Incorporación y eliminación de dispositivos macOS en soluciones de Microsoft Purview mediante JAMF Pro
Puede usar JAMF Pro para incorporar dispositivos macOS a soluciones de Microsoft Purview, como la prevención de pérdida de datos de punto de conexión (DLP).
Importante
Use este procedimiento si no tiene Microsoft Defender para punto de conexión (MDE) implementado en los dispositivos macOS.
Se aplica a:
Sugerencia
Si no es cliente de E5, use la prueba de soluciones de Microsoft Purview de 90 días para explorar cómo las funcionalidades adicionales de Purview pueden ayudar a su organización a administrar las necesidades de cumplimiento y seguridad de datos. Comience ahora en el centro de pruebas de portal de cumplimiento Microsoft Purview. Obtenga más información sobre los términos de suscripción y evaluación.
Antes de empezar
- Asegúrese de que los dispositivos macOS se administran a través de JAMF Pro y que están asociados a una identidad (Microsoft Entra UPN unido) a través de JAMF Connect o Microsoft Intune.

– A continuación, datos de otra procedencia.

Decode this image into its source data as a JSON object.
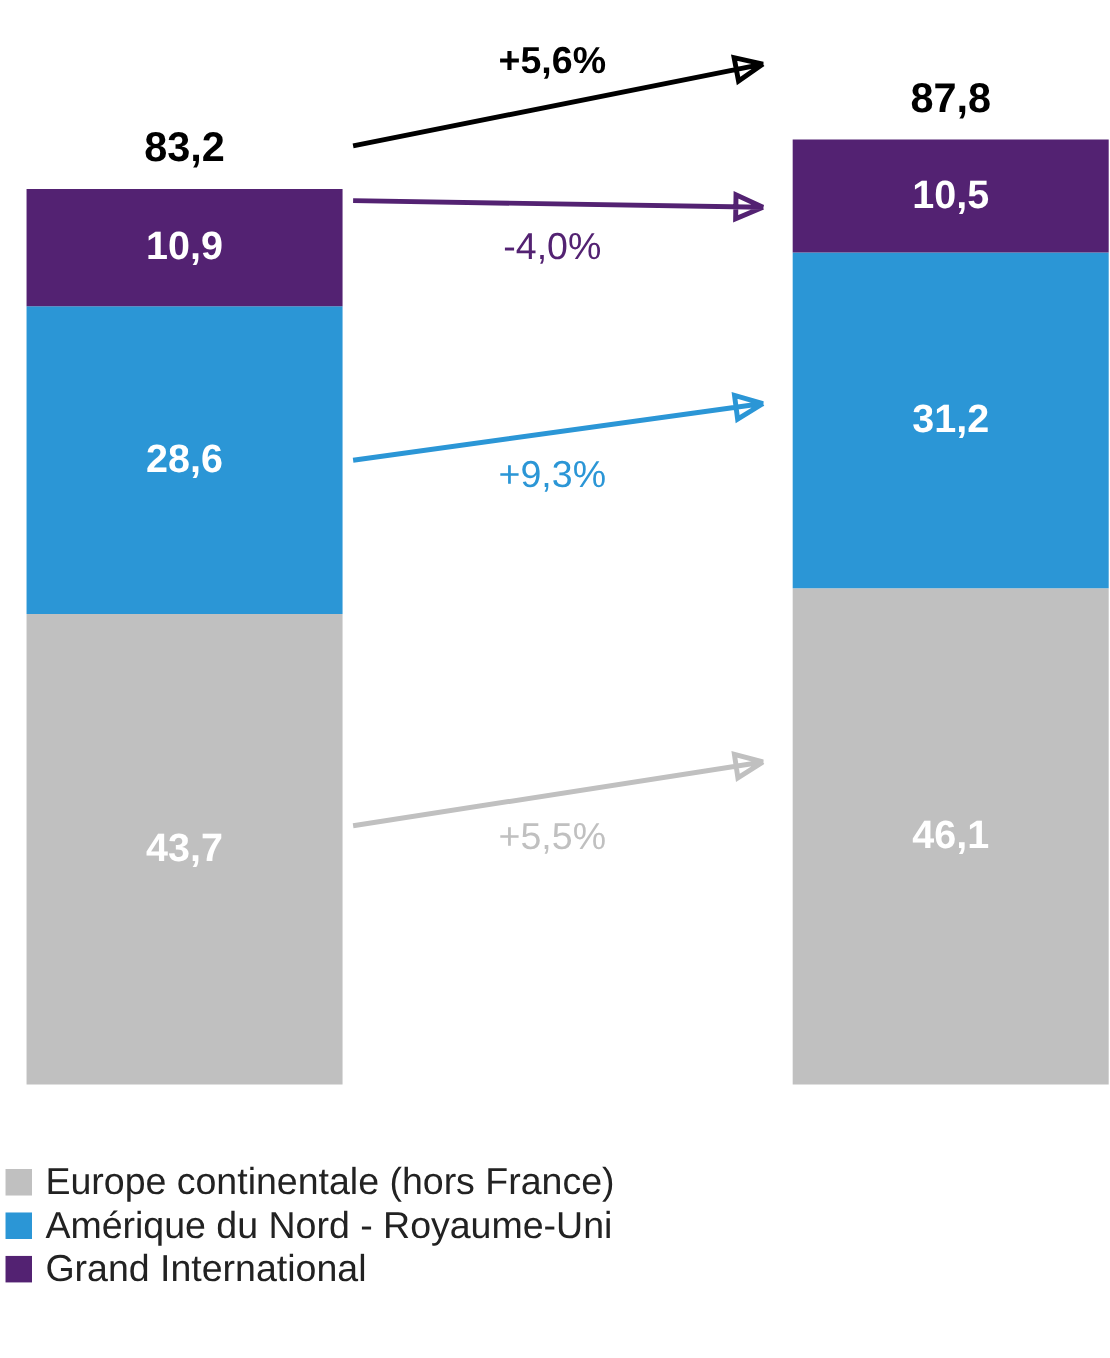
{
  "chart_data": {
    "type": "bar",
    "stacked": true,
    "categories": [
      null,
      null
    ],
    "series": [
      {
        "name": "Europe continentale (hors France)",
        "color": "#c0c0c0",
        "values": [
          43.7,
          46.1
        ],
        "value_labels": [
          "43,7",
          "46,1"
        ]
      },
      {
        "name": "Amérique du Nord - Royaume-Uni",
        "color": "#2b96d6",
        "values": [
          28.6,
          31.2
        ],
        "value_labels": [
          "28,6",
          "31,2"
        ]
      },
      {
        "name": "Grand International",
        "color": "#532272",
        "values": [
          10.9,
          10.5
        ],
        "value_labels": [
          "10,9",
          "10,5"
        ]
      }
    ],
    "totals": [
      "83,2",
      "87,8"
    ],
    "annotations": [
      "+5,6%",
      "+5,5%",
      "+9,3%",
      "-4,0%"
    ],
    "legend": "bottom",
    "grid": false
  }
}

- OPCIONAL: instale el explorador Microsoft Edge v95+ en los dispositivos macOS para la compatibilidad nativa con DLP de punto de conexión en Microsoft Edge.
Nota:
Se admiten las tres versiones principales más recientes de macOS.

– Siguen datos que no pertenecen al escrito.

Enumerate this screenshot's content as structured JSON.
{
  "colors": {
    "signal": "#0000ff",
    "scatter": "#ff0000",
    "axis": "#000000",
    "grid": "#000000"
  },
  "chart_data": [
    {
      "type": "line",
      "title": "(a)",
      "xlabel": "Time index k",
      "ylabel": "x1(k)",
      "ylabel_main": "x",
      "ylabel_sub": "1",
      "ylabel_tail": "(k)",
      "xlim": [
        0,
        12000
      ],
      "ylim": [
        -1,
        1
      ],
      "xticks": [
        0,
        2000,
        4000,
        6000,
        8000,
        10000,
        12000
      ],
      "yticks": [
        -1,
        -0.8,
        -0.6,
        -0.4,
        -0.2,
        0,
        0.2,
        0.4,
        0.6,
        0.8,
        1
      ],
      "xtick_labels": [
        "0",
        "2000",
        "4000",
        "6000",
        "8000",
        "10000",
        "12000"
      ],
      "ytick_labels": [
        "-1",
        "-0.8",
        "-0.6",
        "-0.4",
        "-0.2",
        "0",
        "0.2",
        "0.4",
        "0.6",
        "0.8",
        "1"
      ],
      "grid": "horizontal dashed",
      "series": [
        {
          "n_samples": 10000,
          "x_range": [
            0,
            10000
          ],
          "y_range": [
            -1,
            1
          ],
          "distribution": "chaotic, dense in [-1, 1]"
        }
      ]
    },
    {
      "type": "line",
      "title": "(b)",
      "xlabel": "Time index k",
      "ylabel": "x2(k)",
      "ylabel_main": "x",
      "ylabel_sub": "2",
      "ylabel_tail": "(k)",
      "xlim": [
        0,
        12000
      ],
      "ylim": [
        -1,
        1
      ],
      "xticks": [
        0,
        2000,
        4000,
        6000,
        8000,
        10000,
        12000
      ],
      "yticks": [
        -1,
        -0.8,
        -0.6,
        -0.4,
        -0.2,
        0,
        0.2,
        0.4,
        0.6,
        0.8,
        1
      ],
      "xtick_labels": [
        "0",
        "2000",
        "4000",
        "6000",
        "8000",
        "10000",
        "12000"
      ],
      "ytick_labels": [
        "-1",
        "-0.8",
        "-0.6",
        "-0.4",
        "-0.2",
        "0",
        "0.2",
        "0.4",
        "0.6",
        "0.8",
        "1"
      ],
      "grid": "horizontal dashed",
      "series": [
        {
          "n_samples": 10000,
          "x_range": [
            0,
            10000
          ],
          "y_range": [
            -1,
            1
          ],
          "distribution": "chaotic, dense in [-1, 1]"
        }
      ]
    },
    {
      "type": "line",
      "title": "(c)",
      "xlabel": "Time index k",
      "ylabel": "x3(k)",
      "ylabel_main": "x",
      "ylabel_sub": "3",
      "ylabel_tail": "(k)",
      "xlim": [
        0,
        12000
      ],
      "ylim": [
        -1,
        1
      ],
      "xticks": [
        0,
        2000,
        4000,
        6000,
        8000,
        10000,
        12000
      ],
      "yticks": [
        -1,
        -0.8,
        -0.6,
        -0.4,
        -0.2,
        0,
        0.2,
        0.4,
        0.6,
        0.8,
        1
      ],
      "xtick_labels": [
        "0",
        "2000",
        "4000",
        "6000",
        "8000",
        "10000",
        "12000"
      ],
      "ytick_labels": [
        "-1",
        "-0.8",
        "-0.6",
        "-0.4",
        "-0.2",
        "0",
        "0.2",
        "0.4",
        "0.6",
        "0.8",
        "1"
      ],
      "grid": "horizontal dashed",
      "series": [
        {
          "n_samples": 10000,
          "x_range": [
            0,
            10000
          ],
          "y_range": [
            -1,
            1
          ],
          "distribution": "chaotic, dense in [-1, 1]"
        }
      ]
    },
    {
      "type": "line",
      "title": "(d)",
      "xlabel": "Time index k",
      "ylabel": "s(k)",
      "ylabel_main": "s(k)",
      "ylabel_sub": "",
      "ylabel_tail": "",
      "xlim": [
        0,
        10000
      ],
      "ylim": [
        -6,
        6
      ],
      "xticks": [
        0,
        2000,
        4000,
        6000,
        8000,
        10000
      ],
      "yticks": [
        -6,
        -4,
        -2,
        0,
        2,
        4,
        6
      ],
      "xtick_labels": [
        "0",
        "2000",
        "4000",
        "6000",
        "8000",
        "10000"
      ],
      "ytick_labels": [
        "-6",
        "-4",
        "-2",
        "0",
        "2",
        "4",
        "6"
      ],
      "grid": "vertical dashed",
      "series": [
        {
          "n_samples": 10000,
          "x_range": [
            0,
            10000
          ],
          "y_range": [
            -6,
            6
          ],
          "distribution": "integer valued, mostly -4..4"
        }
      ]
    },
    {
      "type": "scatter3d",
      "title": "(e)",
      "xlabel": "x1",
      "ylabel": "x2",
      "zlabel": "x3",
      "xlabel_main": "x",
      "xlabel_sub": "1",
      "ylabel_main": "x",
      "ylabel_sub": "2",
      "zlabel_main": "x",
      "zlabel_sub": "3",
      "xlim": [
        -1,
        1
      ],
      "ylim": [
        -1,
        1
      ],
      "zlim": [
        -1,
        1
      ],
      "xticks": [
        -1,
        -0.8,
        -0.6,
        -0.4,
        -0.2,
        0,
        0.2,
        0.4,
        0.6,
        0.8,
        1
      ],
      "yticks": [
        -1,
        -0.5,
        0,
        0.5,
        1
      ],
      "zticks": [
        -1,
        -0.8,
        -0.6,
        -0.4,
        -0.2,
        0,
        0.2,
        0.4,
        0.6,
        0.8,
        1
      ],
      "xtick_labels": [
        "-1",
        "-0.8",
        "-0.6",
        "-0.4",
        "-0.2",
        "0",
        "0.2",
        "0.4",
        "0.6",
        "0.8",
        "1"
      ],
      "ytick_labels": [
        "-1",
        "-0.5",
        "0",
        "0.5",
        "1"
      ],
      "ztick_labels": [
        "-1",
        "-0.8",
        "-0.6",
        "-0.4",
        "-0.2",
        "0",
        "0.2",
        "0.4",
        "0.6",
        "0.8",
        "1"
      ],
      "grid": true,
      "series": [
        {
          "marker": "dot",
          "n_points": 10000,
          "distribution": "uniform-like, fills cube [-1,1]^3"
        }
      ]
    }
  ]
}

Incorporación de dispositivos a soluciones de Microsoft Purview mediante JAMF Pro
La incorporación de un dispositivo macOS a las soluciones de Microsoft Purview es un proceso multifásico:
- Implementación de paquetes de incorporación
- Configuración de las preferencias de la aplicación
- Carga del paquete de instalación
- Implementar perfiles de configuración del sistema
Requisitos previos
Descargue los siguientes archivos.
Archivo | Descripción |
---|---|
mdatp-nokext.mobileconfig | Este es el archivo agrupado. |
schema.json | Este es el archivo de preferencias de MDE. |
Sugerencia
Se recomienda descargar el archivo agrupado (mdatp-nokext.mobileconfig), en lugar de los archivos individual.mobileconfig. El archivo agrupado incluye los siguientes archivos necesarios:
- accessibility.mobileconfig
- fulldisk.mobileconfig
- netfilter.mobileconfig
- sysext.mobileconfig
Si alguno de estos archivos se actualiza, debe descargar la agrupación actualizada o descargar cada archivo actualizado individualmente.
Nota:
Para descargar los archivos:
- Haga clic con el botón derecho en el vínculo y seleccione Guardar vínculo como....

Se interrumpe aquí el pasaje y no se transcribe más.